MsSquiz · 15/02/2025 12:20

My daughter (2.5) is currently in nursery 3 days a week and they found the staff were spending forever trying to update apps for each child so they changed to WhatsApp communication. They have a group for each day, and once or twice a day the group is sent a whole load of photos along with what they've had for morning snack & lunch, and again in the late afternoon with an update of what is for dinner.
Then every couple of weeks the key workers update the apps with a selection of photos and a written update on progress plus the ofsted ticking boxes part.

This seems to work really well and it means at pick up they can say "she didn't eat much" or "she had an hours nap after lunch"

Maybe suggest this as an alternative?

They have WhatsApp which they have on a phone that they have with them all day which is how I found out about him being asleep as I messaged to ask if he had eaten anything which they replied to in a minute so they must have some time 🤷‍♀️ I think they probably have too many apps (WhatsApp to talk to parents if they message them, an app for photos and announcements, an app for nappy changes ect. and an app for observations which I think they do monthly or termly or something but they haven’t decided if my child is going to be observed in line with the EYFS or the SEN plan from what the manger said)

OP posts:
whattosaynursery · 17/02/2025 13:06

RIPVPROG · 17/02/2025 12:03

We used to get pictures a couple of times a week but without fail we got nappy changes, food, naps, medicine, accident reports on the app. I think if you were getting these you'd be less concerned about the photos. We always got a verbal update on collection too in terms of what he'd been doing that day.
I think it's ok to say due to his additional needs and medications it's really important you get accurate updates on those things. The photos I think is less of an issue.

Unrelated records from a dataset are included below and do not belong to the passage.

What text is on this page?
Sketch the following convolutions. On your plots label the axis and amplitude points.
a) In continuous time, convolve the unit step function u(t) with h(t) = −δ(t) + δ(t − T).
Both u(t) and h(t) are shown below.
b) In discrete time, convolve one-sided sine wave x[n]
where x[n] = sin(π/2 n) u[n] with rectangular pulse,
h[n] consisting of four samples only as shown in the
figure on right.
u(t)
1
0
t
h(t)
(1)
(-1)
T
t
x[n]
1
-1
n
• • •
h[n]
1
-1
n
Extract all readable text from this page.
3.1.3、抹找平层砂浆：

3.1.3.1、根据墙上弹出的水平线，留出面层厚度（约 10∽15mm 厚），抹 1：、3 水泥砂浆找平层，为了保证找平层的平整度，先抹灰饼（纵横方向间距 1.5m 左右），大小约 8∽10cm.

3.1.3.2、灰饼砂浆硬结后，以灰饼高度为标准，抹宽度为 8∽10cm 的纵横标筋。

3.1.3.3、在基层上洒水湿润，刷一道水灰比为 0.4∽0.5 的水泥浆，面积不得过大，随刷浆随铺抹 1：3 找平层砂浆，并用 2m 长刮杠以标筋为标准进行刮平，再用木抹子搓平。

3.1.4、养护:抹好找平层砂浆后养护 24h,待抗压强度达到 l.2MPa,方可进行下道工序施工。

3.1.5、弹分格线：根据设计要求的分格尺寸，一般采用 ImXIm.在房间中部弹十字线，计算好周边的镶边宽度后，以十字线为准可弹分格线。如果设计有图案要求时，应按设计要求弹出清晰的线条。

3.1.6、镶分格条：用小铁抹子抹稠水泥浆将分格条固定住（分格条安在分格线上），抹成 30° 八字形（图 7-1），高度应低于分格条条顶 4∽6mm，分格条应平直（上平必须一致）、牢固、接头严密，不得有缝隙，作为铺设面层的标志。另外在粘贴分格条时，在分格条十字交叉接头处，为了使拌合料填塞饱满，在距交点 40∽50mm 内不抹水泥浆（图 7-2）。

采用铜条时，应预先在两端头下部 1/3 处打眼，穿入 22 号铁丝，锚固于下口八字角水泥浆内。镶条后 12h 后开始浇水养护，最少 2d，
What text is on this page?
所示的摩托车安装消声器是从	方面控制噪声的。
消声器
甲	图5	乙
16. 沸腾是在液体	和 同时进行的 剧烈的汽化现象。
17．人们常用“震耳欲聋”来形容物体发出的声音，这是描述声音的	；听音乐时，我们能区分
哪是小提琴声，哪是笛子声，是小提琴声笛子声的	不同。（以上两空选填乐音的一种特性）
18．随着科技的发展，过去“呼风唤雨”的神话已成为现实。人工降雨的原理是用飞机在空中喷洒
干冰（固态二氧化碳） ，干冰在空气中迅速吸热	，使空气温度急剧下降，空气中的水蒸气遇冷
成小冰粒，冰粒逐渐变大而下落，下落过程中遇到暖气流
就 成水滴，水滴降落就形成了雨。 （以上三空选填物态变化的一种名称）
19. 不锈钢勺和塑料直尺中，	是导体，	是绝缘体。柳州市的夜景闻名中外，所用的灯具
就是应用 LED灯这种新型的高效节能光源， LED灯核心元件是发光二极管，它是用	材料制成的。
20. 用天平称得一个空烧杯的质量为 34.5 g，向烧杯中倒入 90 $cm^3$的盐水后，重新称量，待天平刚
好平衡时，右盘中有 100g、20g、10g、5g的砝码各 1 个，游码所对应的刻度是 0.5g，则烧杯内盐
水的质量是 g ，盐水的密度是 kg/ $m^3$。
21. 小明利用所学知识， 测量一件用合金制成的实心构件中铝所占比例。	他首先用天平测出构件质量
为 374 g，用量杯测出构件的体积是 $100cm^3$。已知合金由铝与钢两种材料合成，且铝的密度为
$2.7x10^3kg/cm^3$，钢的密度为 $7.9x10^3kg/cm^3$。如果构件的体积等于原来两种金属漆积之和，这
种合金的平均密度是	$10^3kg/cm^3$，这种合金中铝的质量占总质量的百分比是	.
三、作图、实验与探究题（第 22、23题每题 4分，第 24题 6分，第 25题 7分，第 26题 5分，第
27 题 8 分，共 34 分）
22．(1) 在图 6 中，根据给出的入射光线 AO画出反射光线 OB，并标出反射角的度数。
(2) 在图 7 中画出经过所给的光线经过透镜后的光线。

I think you’re probably right and the medication issue has just made me panic 😬

OP posts:
whattosaynursery · 18/02/2025 18:18

I sent them a message this morning and the apps were fully updated today and we were sent a few photos about 4 hours after dropping him off 😊 His key worker even spoke to us for a few minutes when we picked him up so I don’t think it was an issue at all 😊

OP posts:
countrysidedeficit · 19/02/2025 20:21

That's good, glad you got things sorted in a way you're happy with.